The world must urgently wind down fossil fuel supply in an orderly and transparent way and halt high-risk high-cost oil and gas exploration today,” said the founder and executive chair of Carbon Tracker.
These reactions—especially the UN’s Guterres’ call to end all oil and gas exploration—sound quite familiar. The reason is that they echo a call by the International Energy Agency for an end to all new oil and gas exploration before the end of 2021. The IEA made the call in its Net-Zero Roadmap, which saw demand for oil and gas decline fast because of the availability of alternative energy sources.
Soon after the report was released, however, the same International Energy Agency that called for the end of all oil and gas exploration made another call, this time to OPEC. The agency asked the cartel to start pumping more oil as demand for fuels was rebounding faster than expected, pushing prices higher.
U.S. President Joe Biden, who has set a goal to make the U.S. economy net-zero by 2050 and slash emissions by 50 percent by 2030, this week also called on OPEC to boost production. The reason: prices at the pump were too high for American drivers.
The messages coming from IEA and the White House might seem confusing, at best, and hypocritical, at worst. But let’s say it was possible for every oil company in the world to decide at the same time to stop the pumps. What would happen then?
The short answer is, of course, chaos. The longer answer covers pretty much every part of any and every economy on the planet and virtually every industry. It will be a while before the full effects begin to be felt because there are stockpiles of oil, gas, and petrochemicals, but even before these begin to dwindle, prices will skyrocket because of the impending supply outage. And this means prices of everything.
“If there was no oil, iPhones, technology, computers, plastics, all manufactured products, food and medicines would not be able to be produced,” says Jay R. Young, CEO of King Operating Corporation, an oil and gas investment firm. “So the people in the United States living the Amish lifestyle would be impacted the least.
“We as a society have lost the ability to survive without the food chain and delivery of products. Coal would continue to increase and the CO2 and pollution would increase at a dramatically increasing rate. Billions would die, societies would fail, and the migration to a clean future would be over,” Young says.
It would be difficult to argue with such a vision, regardless of whether it comes from the oil industry or not. Payal Rastogi, founder principal at CarbonFixers, an Indian company working with businesses to make them more environmentally sustainable, shares Young’s opinion.
“If we stop consumption and drilling for oil and gas; as of today all the global products and life will come to stand still,” she says.
Before this standstill, however, there is bound to be a lot of action, none of its friendly or peaceful. Right now, a price rise of about $1 per gallon of gasoline is prompting the President, who has made it clear he is not a supporter of the oil industry or gasoline, to call on the world’s oil-producing cartel to increase oil production as unhappy drivers make for unhappy voters. Now imagine what would happen if the price per gallon of gasoline rose by not $1 but $5 in a matter of days. You don’t even need to imagine it: we’ve seen what happens when fuel shortages hit in Venezuela, for example.
The U.S. has only a month’s worth of oil supply, says Dr.

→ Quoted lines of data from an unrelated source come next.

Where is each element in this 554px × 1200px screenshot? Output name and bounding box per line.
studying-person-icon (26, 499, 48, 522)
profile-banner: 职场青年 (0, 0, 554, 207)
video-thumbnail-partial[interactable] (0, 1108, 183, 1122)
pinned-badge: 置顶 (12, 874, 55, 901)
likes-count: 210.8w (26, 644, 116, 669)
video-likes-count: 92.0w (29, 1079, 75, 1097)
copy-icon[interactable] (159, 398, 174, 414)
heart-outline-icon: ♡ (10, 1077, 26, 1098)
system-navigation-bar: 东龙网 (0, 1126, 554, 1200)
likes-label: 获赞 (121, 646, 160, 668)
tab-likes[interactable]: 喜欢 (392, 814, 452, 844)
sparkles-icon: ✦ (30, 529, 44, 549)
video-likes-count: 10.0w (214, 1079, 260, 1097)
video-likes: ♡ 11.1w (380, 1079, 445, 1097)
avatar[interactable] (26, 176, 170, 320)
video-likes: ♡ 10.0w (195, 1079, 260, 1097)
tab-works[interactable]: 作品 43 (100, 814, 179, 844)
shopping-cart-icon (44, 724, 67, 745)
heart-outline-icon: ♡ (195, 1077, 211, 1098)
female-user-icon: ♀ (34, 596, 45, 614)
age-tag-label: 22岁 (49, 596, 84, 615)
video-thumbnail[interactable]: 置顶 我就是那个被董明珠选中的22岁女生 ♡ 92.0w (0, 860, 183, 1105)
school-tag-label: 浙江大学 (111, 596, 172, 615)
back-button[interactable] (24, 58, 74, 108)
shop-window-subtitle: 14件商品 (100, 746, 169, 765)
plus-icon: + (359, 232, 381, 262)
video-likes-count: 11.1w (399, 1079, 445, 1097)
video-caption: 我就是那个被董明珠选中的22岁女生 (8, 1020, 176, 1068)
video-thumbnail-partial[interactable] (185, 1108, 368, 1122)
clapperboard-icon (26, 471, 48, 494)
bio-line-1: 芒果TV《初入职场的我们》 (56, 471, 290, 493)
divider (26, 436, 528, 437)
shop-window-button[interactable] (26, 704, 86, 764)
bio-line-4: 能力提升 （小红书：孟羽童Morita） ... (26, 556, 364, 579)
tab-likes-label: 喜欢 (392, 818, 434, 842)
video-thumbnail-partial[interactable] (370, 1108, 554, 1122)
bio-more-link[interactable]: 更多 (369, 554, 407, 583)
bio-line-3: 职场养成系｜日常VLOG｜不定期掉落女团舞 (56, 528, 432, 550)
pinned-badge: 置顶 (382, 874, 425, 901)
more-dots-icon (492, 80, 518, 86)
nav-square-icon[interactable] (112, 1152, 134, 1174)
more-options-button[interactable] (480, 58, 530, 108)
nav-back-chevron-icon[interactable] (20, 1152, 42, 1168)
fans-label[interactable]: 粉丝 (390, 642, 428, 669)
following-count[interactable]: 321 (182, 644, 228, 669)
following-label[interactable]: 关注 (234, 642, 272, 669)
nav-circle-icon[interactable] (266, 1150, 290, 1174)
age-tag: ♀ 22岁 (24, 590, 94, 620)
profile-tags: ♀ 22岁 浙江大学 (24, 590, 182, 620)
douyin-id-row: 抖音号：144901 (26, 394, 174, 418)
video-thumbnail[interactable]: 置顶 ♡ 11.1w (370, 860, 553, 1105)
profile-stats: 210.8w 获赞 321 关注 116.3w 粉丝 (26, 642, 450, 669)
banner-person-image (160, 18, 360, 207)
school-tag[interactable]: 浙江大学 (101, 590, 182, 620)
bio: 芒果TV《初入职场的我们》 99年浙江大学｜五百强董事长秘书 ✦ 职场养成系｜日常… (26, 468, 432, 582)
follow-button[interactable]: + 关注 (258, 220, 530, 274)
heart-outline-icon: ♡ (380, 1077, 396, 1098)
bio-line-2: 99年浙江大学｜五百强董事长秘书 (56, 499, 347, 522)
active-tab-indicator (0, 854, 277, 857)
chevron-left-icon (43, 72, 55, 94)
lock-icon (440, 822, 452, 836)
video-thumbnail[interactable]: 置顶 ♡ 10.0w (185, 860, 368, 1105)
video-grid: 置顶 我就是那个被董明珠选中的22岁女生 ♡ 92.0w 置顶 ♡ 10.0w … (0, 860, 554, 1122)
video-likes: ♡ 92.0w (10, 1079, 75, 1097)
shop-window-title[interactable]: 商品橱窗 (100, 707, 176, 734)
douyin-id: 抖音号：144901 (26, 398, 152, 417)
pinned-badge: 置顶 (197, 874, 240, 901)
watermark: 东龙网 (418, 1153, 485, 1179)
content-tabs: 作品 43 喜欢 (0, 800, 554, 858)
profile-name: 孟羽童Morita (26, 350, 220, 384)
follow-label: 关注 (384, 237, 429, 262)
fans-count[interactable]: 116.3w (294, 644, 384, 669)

Jerry Bailey, chief executive of Utah-based oil company Petroteq Energy Corp. if production stops, the country would be plunged into an immediate depression because a vast amount of U.S. industries depend on the commodity.

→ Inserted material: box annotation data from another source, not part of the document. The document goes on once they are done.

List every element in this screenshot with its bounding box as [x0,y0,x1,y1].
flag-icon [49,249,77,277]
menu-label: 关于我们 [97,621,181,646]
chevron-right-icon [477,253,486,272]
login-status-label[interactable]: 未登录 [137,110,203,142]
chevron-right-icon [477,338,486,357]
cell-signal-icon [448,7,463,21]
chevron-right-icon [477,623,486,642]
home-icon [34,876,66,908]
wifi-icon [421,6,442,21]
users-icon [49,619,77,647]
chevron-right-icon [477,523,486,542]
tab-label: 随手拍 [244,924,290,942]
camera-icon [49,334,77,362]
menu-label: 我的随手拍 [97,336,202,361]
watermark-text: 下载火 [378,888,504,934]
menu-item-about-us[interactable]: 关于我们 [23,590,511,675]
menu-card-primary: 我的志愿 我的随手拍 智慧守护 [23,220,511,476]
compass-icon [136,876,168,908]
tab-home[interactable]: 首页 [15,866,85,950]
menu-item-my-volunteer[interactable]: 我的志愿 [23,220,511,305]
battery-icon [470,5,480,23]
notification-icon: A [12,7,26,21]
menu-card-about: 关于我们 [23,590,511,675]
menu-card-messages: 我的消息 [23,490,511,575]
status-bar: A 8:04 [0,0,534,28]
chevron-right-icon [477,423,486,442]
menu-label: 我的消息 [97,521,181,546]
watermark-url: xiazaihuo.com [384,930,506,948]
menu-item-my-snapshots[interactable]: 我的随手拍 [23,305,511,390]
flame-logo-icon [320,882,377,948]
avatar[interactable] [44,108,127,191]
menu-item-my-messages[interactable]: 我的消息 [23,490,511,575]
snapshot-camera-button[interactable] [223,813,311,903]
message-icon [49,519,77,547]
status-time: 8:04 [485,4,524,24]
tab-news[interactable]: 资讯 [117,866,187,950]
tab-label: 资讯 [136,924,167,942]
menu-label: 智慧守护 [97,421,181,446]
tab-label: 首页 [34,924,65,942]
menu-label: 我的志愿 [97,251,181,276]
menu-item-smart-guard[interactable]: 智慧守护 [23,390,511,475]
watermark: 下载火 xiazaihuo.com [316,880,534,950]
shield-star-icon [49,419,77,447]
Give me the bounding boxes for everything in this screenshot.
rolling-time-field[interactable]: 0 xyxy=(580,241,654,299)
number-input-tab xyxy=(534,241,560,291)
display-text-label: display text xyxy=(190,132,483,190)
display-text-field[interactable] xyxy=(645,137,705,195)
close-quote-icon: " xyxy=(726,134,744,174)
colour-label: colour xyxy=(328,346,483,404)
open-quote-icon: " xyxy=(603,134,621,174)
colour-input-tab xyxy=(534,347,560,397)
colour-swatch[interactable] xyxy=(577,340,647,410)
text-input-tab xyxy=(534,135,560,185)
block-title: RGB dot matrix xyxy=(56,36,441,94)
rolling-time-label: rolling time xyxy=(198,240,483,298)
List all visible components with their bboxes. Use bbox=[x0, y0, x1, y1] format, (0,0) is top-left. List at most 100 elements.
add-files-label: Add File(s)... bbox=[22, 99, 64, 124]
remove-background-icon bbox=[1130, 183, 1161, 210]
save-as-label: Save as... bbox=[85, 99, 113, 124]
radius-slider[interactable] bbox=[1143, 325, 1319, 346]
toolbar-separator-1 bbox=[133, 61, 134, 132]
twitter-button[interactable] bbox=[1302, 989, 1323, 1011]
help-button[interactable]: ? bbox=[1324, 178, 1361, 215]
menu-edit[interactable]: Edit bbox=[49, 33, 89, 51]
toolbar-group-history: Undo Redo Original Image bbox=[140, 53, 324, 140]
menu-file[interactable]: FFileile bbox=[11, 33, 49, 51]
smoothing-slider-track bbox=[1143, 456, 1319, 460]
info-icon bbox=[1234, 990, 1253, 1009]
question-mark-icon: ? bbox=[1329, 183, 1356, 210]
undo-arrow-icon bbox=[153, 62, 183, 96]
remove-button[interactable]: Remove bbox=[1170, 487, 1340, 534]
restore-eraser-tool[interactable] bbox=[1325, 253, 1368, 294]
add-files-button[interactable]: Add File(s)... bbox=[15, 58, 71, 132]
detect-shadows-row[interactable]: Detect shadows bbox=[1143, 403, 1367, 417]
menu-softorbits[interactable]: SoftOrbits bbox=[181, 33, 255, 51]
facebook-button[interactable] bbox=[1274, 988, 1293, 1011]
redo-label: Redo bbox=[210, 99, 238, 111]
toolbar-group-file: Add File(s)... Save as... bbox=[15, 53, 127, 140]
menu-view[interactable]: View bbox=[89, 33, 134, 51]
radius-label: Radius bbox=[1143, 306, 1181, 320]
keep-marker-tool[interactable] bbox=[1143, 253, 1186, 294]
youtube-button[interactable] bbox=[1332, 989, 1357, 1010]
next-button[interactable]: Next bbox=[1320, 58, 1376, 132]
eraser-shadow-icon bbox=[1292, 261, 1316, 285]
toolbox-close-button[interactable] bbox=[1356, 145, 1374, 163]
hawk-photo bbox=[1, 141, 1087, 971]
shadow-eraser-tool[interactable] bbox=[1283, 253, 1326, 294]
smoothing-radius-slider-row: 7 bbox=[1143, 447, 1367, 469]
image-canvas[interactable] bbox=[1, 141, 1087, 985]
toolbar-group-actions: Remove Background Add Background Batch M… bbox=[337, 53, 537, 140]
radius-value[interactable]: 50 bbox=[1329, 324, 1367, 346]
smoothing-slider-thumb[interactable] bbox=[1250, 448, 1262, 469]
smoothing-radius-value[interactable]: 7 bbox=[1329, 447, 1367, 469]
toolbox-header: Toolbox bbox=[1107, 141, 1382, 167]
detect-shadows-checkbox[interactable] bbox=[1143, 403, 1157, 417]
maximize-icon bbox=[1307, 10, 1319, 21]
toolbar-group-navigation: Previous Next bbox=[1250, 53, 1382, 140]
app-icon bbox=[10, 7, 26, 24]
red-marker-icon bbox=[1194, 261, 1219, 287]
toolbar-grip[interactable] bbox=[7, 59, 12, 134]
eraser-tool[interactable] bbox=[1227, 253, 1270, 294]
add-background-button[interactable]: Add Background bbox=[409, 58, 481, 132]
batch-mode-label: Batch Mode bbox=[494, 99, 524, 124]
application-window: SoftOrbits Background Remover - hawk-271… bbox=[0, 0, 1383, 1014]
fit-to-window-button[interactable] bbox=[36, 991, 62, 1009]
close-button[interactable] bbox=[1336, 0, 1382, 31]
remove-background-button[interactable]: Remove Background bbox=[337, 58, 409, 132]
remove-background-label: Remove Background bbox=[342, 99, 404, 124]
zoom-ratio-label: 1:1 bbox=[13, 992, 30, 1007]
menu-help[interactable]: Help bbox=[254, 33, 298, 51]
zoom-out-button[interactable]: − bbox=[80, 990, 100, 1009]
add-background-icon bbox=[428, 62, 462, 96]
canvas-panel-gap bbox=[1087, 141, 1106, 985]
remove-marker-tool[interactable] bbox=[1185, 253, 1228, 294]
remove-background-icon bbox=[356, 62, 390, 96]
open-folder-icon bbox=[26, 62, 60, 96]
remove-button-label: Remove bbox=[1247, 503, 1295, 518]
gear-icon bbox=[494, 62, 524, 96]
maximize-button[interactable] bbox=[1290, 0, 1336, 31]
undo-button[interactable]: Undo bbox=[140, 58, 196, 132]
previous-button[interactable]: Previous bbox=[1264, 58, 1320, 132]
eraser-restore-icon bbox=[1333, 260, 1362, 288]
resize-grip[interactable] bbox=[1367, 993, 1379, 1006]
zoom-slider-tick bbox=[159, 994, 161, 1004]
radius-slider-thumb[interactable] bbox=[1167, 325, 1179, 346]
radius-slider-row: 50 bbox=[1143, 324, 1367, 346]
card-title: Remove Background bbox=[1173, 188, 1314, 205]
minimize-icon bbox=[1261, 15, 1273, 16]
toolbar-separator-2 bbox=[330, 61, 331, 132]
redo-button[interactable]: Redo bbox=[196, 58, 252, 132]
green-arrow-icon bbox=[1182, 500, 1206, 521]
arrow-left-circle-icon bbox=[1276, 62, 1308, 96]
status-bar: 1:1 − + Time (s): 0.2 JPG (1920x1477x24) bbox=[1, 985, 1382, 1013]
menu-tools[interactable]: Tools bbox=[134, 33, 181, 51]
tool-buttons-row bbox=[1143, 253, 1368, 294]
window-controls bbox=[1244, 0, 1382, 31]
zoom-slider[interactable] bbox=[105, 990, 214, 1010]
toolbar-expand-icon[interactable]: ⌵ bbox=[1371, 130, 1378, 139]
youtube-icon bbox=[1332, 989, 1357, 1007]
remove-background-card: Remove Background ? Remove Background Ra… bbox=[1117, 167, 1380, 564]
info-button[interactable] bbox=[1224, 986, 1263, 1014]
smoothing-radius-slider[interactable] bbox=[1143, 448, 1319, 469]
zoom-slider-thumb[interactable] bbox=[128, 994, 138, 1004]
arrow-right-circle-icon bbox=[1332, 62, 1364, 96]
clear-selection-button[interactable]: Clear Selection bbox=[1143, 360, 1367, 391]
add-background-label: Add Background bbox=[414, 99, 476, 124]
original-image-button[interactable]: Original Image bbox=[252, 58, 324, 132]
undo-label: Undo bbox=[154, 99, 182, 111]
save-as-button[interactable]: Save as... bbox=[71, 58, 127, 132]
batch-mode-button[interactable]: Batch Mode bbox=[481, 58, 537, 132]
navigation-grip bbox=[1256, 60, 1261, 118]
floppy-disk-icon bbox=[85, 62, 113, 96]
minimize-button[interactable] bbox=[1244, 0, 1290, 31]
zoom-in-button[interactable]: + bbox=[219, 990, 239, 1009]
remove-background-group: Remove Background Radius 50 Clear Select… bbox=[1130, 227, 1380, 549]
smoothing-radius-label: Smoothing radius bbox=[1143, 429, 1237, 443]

Since this is true of all economies and not just the United States, multiplying the effect expected for it by the number of countries in the world should provide the full picture, which will not be pretty.

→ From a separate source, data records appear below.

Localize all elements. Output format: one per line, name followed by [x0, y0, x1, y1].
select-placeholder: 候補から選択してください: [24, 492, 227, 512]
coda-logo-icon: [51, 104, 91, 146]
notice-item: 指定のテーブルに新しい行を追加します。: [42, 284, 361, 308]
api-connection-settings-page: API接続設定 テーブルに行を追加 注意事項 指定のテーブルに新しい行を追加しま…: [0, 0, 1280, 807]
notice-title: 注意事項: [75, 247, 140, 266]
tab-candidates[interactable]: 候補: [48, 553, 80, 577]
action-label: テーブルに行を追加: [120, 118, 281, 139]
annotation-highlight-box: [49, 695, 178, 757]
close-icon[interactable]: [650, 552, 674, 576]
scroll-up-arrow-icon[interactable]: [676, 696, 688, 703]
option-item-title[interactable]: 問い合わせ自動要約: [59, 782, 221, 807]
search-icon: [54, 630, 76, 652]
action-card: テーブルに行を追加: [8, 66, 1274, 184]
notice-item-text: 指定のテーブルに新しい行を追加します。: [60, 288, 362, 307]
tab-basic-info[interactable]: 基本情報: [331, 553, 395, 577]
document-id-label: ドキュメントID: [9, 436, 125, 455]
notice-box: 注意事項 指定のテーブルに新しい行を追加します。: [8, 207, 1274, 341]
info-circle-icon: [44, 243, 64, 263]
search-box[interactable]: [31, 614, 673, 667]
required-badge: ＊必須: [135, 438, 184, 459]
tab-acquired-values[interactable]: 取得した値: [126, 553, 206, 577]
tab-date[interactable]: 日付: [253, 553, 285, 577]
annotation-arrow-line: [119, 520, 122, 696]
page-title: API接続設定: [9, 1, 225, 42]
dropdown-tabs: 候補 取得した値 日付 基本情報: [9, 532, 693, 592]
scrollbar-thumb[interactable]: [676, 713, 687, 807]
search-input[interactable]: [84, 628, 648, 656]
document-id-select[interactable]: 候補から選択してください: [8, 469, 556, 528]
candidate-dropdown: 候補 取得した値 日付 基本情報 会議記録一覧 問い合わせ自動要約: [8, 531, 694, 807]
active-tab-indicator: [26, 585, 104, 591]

One might perhaps argue that these are the opinions of people from the oil industry but it would be difficult to counter these opinions in any rational way. The truth is that modern civilization is dependent on hydrocarbons. A transition away from this dependence cannot happen overnight and it cannot happen forcibly because of the fallout: quitting cold turkey is the hardest way to kick a bad habit and not always successful. Maybe we have a better chance of weaning ourselves off oil and gas if we approach the transition in a calmer, less alarmist manner.